Islam and International Relations: Contributions to Theory and Practice conceives of International Relations (IR) as an intellectual platform, and not as a unilateral project. It is in this vein of thought that each contributor explores Islamic contributions to the field, addressing the theories and practices of the Islamic civilization and of Muslim societies with regards to international affairs and to the discipline of IR. The inclusion of Muslim contributions is not meant to create an isolationist, judicious divide between what is Islamic and what is not. Instead, this study supports the inclusion of that knowledge as a building block in the field of IR. An outcome of the Co-IRIS team (International Relations and Islamic Studies Research Cohort), this study draws together the combined expertise of scholars of Islam in international affairs. [Download the flyer here]

Citation: Abdelkader, Deina, Nassef Manabilang Adiong, and Raffaele Mauriello (eds.) Islam and International Relations: Contributions to Theory and Practice. London: Palgrave Macmillan, 2016.


SERIES BOOKS

European Muslims and their Foreign Policy Interests: Identities and Loyalties” authored by Imène Ajala

In a global context marked by terrorist threats, Muslim communities in the West have come under increasing scrutiny. Sensitive questions on identity arise with regard to their foreign policy interests and their loyalties.

Topics covered include:
– Relations between European Muslims and international issues
– Political opportunity structures
– Organization and institutionalization of Islam
– Diaspora and transnational dimensions
– The securitization of Islam
– Foreign policy and loyalty

This book investigates the foreign policy interests and political mobilization of Muslims in Europe, specifically in France and Great Britain, contributing to shed light on these difficult questions.

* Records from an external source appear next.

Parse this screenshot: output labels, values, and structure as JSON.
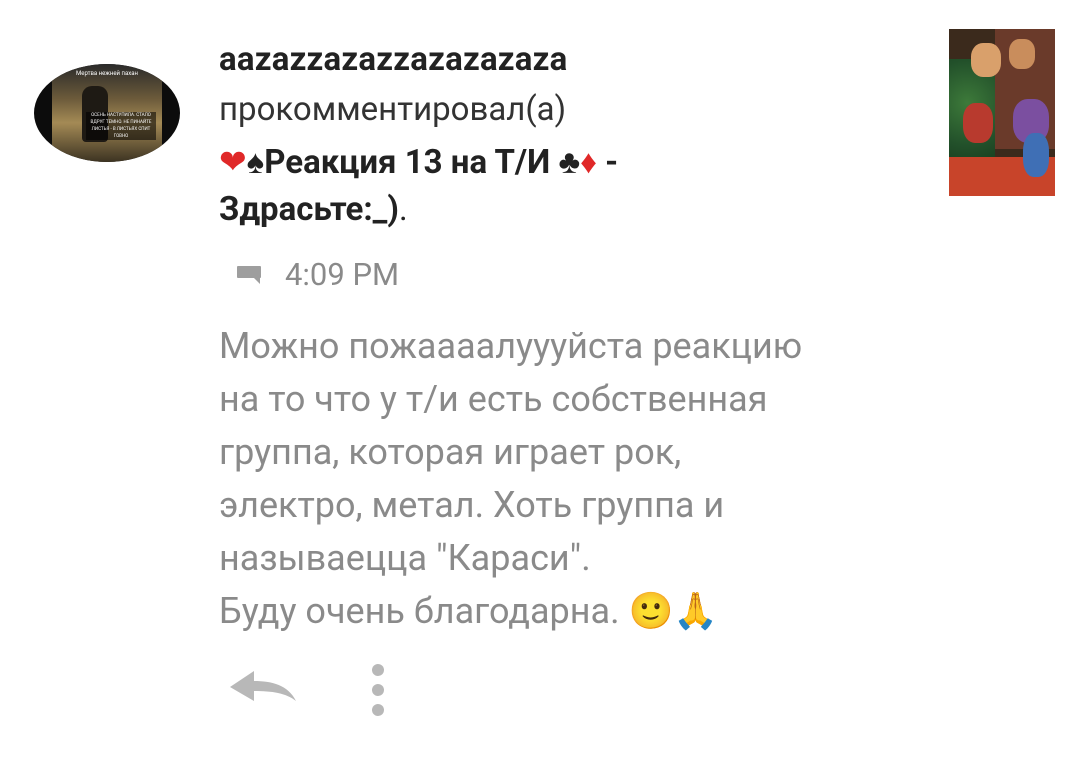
{
  "notification": {
    "username": "aazazzazazzazazazaza",
    "action": "прокомментировал(а)",
    "title_line1": {
      "heart": "❤",
      "spade": "♠",
      "text": "Реакция 13 на Т/И",
      "club": "♣",
      "diamond": "♦",
      "dash": "-"
    },
    "title_line2": {
      "text": "Здрасьте:_)",
      "period": "."
    },
    "time": "4:09 PM",
    "avatar_caption": "Мертва нежней пахан",
    "avatar_text": "ОСЕНЬ НАСТУПИЛА. СТАЛО ВДРУГ ТЕМНО. НЕ ПИНАЙТЕ ЛИСТЬЯ - В ЛИСТЬЯХ СПИТ ГОВНО"
  },
  "comment": {
    "lines": [
      "Можно пожаааалуууйста реакцию",
      "на то что у т/и есть собственная",
      "группа, которая играет рок,",
      "электро, метал. Хоть группа и",
      "называецца \"Караси\".",
      "Буду очень благодарна. 🙂🙏"
    ]
  },
  "actions": {
    "reply_icon": "reply-arrow-icon",
    "more_icon": "more-vertical-icon"
  },
  "colors": {
    "text_dark": "#222222",
    "text_muted": "#8a8a8a",
    "icon_gray": "#b8b8b8",
    "suit_red": "#e02828"
  }
}
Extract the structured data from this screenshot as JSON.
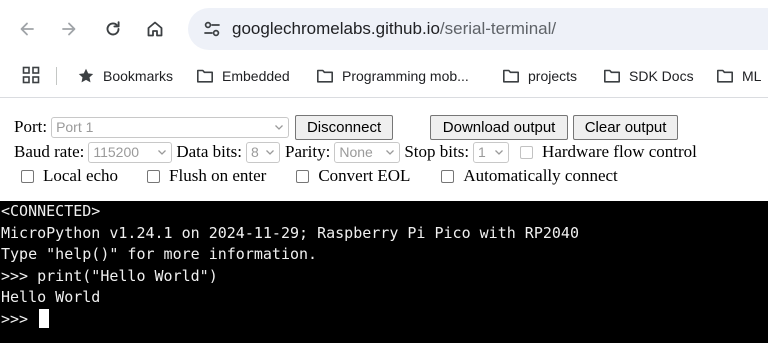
{
  "browser": {
    "url_host": "googlechromelabs.github.io",
    "url_path": "/serial-terminal/",
    "nav": [
      "back-icon",
      "forward-icon",
      "reload-icon",
      "home-icon"
    ],
    "bookmarks": [
      {
        "label": "Bookmarks",
        "icon": "star-icon"
      },
      {
        "label": "Embedded",
        "icon": "folder-icon"
      },
      {
        "label": "Programming mob...",
        "icon": "folder-icon"
      },
      {
        "label": "projects",
        "icon": "folder-icon"
      },
      {
        "label": "SDK Docs",
        "icon": "folder-icon"
      },
      {
        "label": "ML",
        "icon": "folder-icon"
      }
    ]
  },
  "controls": {
    "port_label": "Port:",
    "port_value": "Port 1",
    "disconnect_label": "Disconnect",
    "download_label": "Download output",
    "clear_label": "Clear output",
    "baud_label": "Baud rate:",
    "baud_value": "115200",
    "databits_label": "Data bits:",
    "databits_value": "8",
    "parity_label": "Parity:",
    "parity_value": "None",
    "stopbits_label": "Stop bits:",
    "stopbits_value": "1",
    "flow_label": "Hardware flow control",
    "local_echo_label": "Local echo",
    "flush_label": "Flush on enter",
    "eol_label": "Convert EOL",
    "autoconnect_label": "Automatically connect"
  },
  "terminal": {
    "lines": [
      "<CONNECTED>",
      "MicroPython v1.24.1 on 2024-11-29; Raspberry Pi Pico with RP2040",
      "Type \"help()\" for more information.",
      ">>> print(\"Hello World\")",
      "Hello World"
    ],
    "prompt": ">>> "
  },
  "colors": {
    "omnibox_bg": "#eef1f8",
    "terminal_bg": "#000000",
    "terminal_fg": "#f0f0f0"
  }
}
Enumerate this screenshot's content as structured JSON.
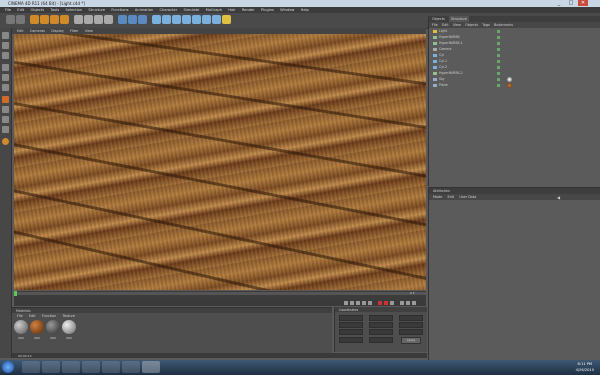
{
  "window": {
    "title": "CINEMA 4D R11 (64 Bit) - [Light.c4d *]",
    "controls": [
      "_",
      "□",
      "✕"
    ]
  },
  "menubar": [
    "File",
    "Edit",
    "Objects",
    "Tools",
    "Selection",
    "Structure",
    "Functions",
    "Animation",
    "Character",
    "Simulate",
    "MoGraph",
    "Hair",
    "Render",
    "Plugins",
    "Window",
    "Help"
  ],
  "viewport": {
    "menu": [
      "Edit",
      "Cameras",
      "Display",
      "Filter",
      "View"
    ]
  },
  "objects": {
    "tabs": [
      "Objects",
      "Structure"
    ],
    "menu": [
      "File",
      "Edit",
      "View",
      "Objects",
      "Tags",
      "Bookmarks"
    ],
    "rows": [
      "Light",
      "HyperNURBS",
      "HyperNURBS.1",
      "Camera",
      "Cyl",
      "Cyl.1",
      "Cyl.2",
      "HyperNURBS.2",
      "Sky",
      "Plane"
    ]
  },
  "attributes": {
    "title": "Attributes",
    "menu": [
      "Mode",
      "Edit",
      "User Data"
    ]
  },
  "materials": {
    "title": "Materials",
    "menu": [
      "File",
      "Edit",
      "Function",
      "Texture"
    ],
    "items": [
      "Mat",
      "Mat",
      "Mat",
      "Mat"
    ],
    "colors": [
      "#777777",
      "#8a4a20",
      "#5a5a5a",
      "#909090"
    ]
  },
  "coordinates": {
    "title": "Coordinates",
    "apply": "Apply"
  },
  "timeline": {
    "frame": "0 F"
  },
  "status": {
    "time": "00:00:13"
  },
  "taskbar": {
    "time": "8:11 PM",
    "date": "4/26/2010"
  }
}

Manufacturing Terrorism in Africa: The Securitisation of South African Muslims” authored by Mohamed Natheem Hendricks

This book uses Securitisation Theory to explore how Muslims have been constructed as a security issue in Africa after the 9/11 attacks in the United States. The centrality of Africa as an arena to execute the GWOT is the focus of this book. It explores, particularly, how western-centred security discourses around Muslims has permeated South African security discourse in the post-apartheid period. And claims that the popular press and the local think-tank community were critical knowledge sites that imported rather than interrogated debates which have underpinned policy initiatives.

It further confirms that non-institutional voices have securitised the African Muslims by equating them with terrorism.

Reason, Revelation and Law in Islamic and Western Theory and History” edited by R. Charles Weller and Anver Emon

This book engages the diverse meanings and interpretations of Islamic and Western law which have affected people and societies across the globe, past and present, in correlation to the epistemological groundings of those meanings and interpretations. The volume takes a distinctively comparative approach, advancing dialogue on crucial transnational and global debates over the history of Western and Islamic approaches to law, politics and society and their relevance for today. It discusses how fundamental concepts are understood and even translated from one historical or political context or one semantic domain to another. The book provides focused studies of key figures and theories in a manageable, accessible format useful for specialized academic courses and research as well as general audiences.